Il punto sulla crisi alimentare

CLIMA
Il cambiamento climatico è un fattore che contribuisce agli scarsi raccolti ed è in costante peggioramento: la siccità record degli Stati Uniti è del tutto coerente con le proiezioni scientifiche secondo cui i cambiamenti climatici comportano condizioni sempre più aride e siccità in questa regione. Tali proiezioni suggeriscono infatti persistenti gravi siccità negli Stati Uniti centrali nei prossimi decenni. Maggio è stato il 327° mese consecutivo nel quale la temperatura globale è stata superiore alla media del XX secolo. Gli Stati Uniti hanno sofferto catastrofi che hanno causato danni per 14 miliardi di dollari nel 2011 – un record storico – tra cui una bufera di neve, numerosi tornado, inondazioni, un uragano, una tempesta tropicale, siccità e ondate di calore e incendi. Nel 2012 il paese ha già sperimentato tremendi incendi, una tempesta di vento che ha colpito Washington DC, ondate di calore in gran parte del paese e la grande siccità.

BIOCARBURANTI
I biocarburanti sono stati un elemento importante per le crisi del 2008 e del 2012. La normativa Usa prevede che fino a 15 miliardi di galloni di etanolo da mais domestico siano  miscelati per fornire carburante entro il 2022. Nel 2011 l’industria dei combustibili ha impiegato il 40 per cento del raccolto di mais degli Stati Uniti. Quest’anno una quota maggiore del raccolto di mais degli Stati Uniti potrebbe essere impiegata per i biocarburanti, il che manterrebbe i prezzi del mais molto alti.

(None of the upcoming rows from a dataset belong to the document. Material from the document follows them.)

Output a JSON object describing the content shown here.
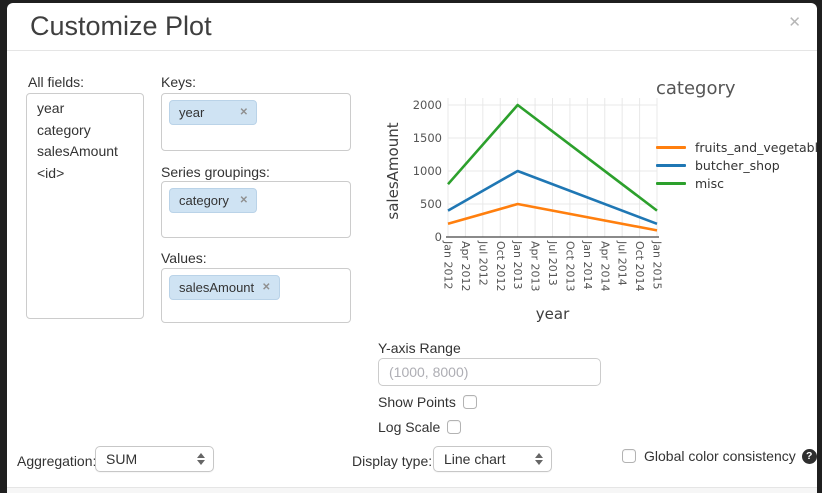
{
  "dialog": {
    "title": "Customize Plot",
    "close_glyph": "✕"
  },
  "fields_panel": {
    "label": "All fields:",
    "items": [
      "year",
      "category",
      "salesAmount",
      "<id>"
    ]
  },
  "keys_section": {
    "label": "Keys:",
    "pills": [
      "year"
    ],
    "remove_glyph": "✕"
  },
  "series_section": {
    "label": "Series groupings:",
    "pills": [
      "category"
    ],
    "remove_glyph": "✕"
  },
  "values_section": {
    "label": "Values:",
    "pills": [
      "salesAmount"
    ],
    "remove_glyph": "✕"
  },
  "y_axis_range": {
    "label": "Y-axis Range",
    "placeholder": "(1000, 8000)",
    "value": ""
  },
  "options": {
    "show_points_label": "Show Points",
    "show_points_checked": false,
    "log_scale_label": "Log Scale",
    "log_scale_checked": false
  },
  "footer_controls": {
    "aggregation_label": "Aggregation:",
    "aggregation_value": "SUM",
    "display_type_label": "Display type:",
    "display_type_value": "Line chart",
    "global_color_label": "Global color consistency",
    "global_color_checked": false,
    "help_glyph": "?"
  },
  "chart_data": {
    "type": "line",
    "xlabel": "year",
    "ylabel": "salesAmount",
    "x_ticks": [
      "Jan 2012",
      "Apr 2012",
      "Jul 2012",
      "Oct 2012",
      "Jan 2013",
      "Apr 2013",
      "Jul 2013",
      "Oct 2013",
      "Jan 2014",
      "Apr 2014",
      "Jul 2014",
      "Oct 2014",
      "Jan 2015"
    ],
    "y_ticks": [
      0,
      500,
      1000,
      1500,
      2000
    ],
    "ylim": [
      0,
      2100
    ],
    "grid": true,
    "legend_title": "category",
    "legend_position": "right",
    "series": [
      {
        "name": "fruits_and_vegetables",
        "color": "#ff7f0e",
        "points": [
          [
            "Jan 2012",
            200
          ],
          [
            "Jan 2013",
            500
          ],
          [
            "Jan 2015",
            100
          ]
        ]
      },
      {
        "name": "butcher_shop",
        "color": "#1f77b4",
        "points": [
          [
            "Jan 2012",
            400
          ],
          [
            "Jan 2013",
            1000
          ],
          [
            "Jan 2015",
            200
          ]
        ]
      },
      {
        "name": "misc",
        "color": "#2ca02c",
        "points": [
          [
            "Jan 2012",
            800
          ],
          [
            "Jan 2013",
            2000
          ],
          [
            "Jan 2015",
            400
          ]
        ]
      }
    ]
  },
  "colors": {
    "grid": "#e8e8e8",
    "axis": "#444444",
    "tick_text": "#555555",
    "axis_title_text": "#3d3d3d"
  }
}
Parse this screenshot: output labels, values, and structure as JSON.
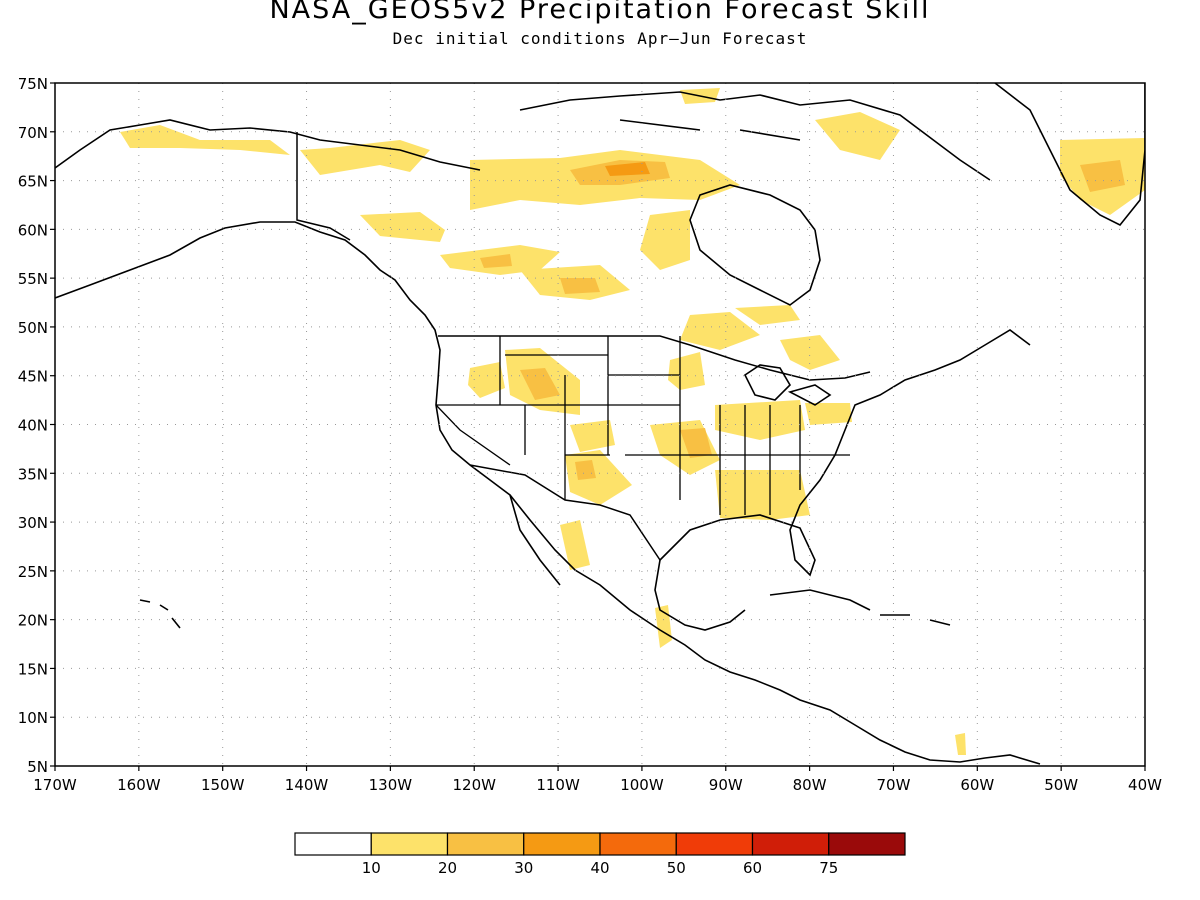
{
  "title": "NASA_GEOS5v2 Precipitation Forecast Skill",
  "subtitle": "Dec initial conditions  Apr–Jun Forecast",
  "map": {
    "lon_range": [
      -170,
      -40
    ],
    "lat_range": [
      5,
      75
    ],
    "lat_ticks": [
      "75N",
      "70N",
      "65N",
      "60N",
      "55N",
      "50N",
      "45N",
      "40N",
      "35N",
      "30N",
      "25N",
      "20N",
      "15N",
      "10N",
      "5N"
    ],
    "lon_ticks": [
      "170W",
      "160W",
      "150W",
      "140W",
      "130W",
      "120W",
      "110W",
      "100W",
      "90W",
      "80W",
      "70W",
      "60W",
      "50W",
      "40W"
    ],
    "grid": true,
    "colors": {
      "level_10_20": "#fde26a",
      "level_20_30": "#f8b43e",
      "level_30_40": "#f59a13",
      "coast": "#000000"
    }
  },
  "legend": {
    "labels": [
      "10",
      "20",
      "30",
      "40",
      "50",
      "60",
      "75"
    ],
    "colors": [
      "#ffffff",
      "#fde26a",
      "#f8c043",
      "#f59a13",
      "#f46a0c",
      "#f03c08",
      "#d01e08",
      "#9a0a0a"
    ]
  }
}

Vi è crescente opposizione politica negli Stati Uniti nei confronti dei biocarburanti.

PETROLIO

Il prezzo del petrolio ha un’influenza relativamente più positiva quest’anno: in generale, i paesi più poveri del mondo spendono circa 2,5 volte più denaro per importare petrolio di quanto non spedano per importare cibo. I prezzi del petrolio si sono impennati nel 2008 a 145 dollari al barile, una cifra senza precedenti, gonfiando il costo del trasporto di  cibo e fertilizzanti, colpendo la bilancia dei pagamenti per i paesi in via di sviluppo che non producono petrolio – che hanno perciò meno soldi per comprare da mangiare. Oggi però i prezzi del petrolio sono più bassi, intorno a 100 dollari al barile. Se i prezzi del petrolio salissero di molto, la situazione dei prezzi alimentari già in crescita peggiorerebbe ulteriormente e allo stesso tempo si ridurrebbe la produzione di altri beni.

DOLLARO
Ma il tasso di cambio statunitense è più problematico quest’anno: nel 2008 il dollaro è stato scambiato a un valore inferiore rispetto a oggi (nel mese di aprile 2008 è stato 1,55 dollari contro 1 euro, 1,98 dollari contro 1 sterlina, mentre nel luglio 2012 è stato 1,23 dollari contro 1 euro e 1,56 dollari contro 1 sterlina). Maggiore è il valore del dollaro, più costa ai paesi importatori di prodotti alimentari  acquistare cibo. In generale a situazione per questi paesi è peggiore nel 2012 rispetto al 2008.

RISERVE DI CIBO
Le riserve alimentari dovrebbero diminuire a livelli estremamente bassi. Nonostante i livelli record dello scorso anno per quanto riguarda la produzione di frumento, mais e riso, si prevede che le scorte di mais e grano di quest’anno  raggiungano livelli così bassi che i prezzi diventeranno molto sensibili a qualsiasi disturbo sul lato dell’offerta. Negli Stati Uniti le scorte di mais dovrebbero scendere a un livello storicamente basso ed essere sufficienti solo per circa tre settimane e mezzo di approvvigionamento.

SPECULAZIONE FINANZIARIA
La maggior parte delle persone è d’accordo nel regolare i mercati delle materie prime, al fine di migliorare la trasparenza e fermare l’eccessiva speculazione. Ma stiamo ancora aspettando, in particolare negli Stati Uniti e nell’Unione Europea. Gli studi dimostrano che la siccità negli Stati Uniti può innescare una bolla speculativa con un conseguente aumento dei prezzi che andrebbe ben oltre l’aumento giustificato dalla siccità (e, potenzialmente, un crollo in futuro). Al di là delle misure per porre rimedio e limitare la quantità di mais trasformato in etanolo, abbiamo bisogno di una migliore regolamentazione dei mercati delle materie prime e degli speculatori finanziari.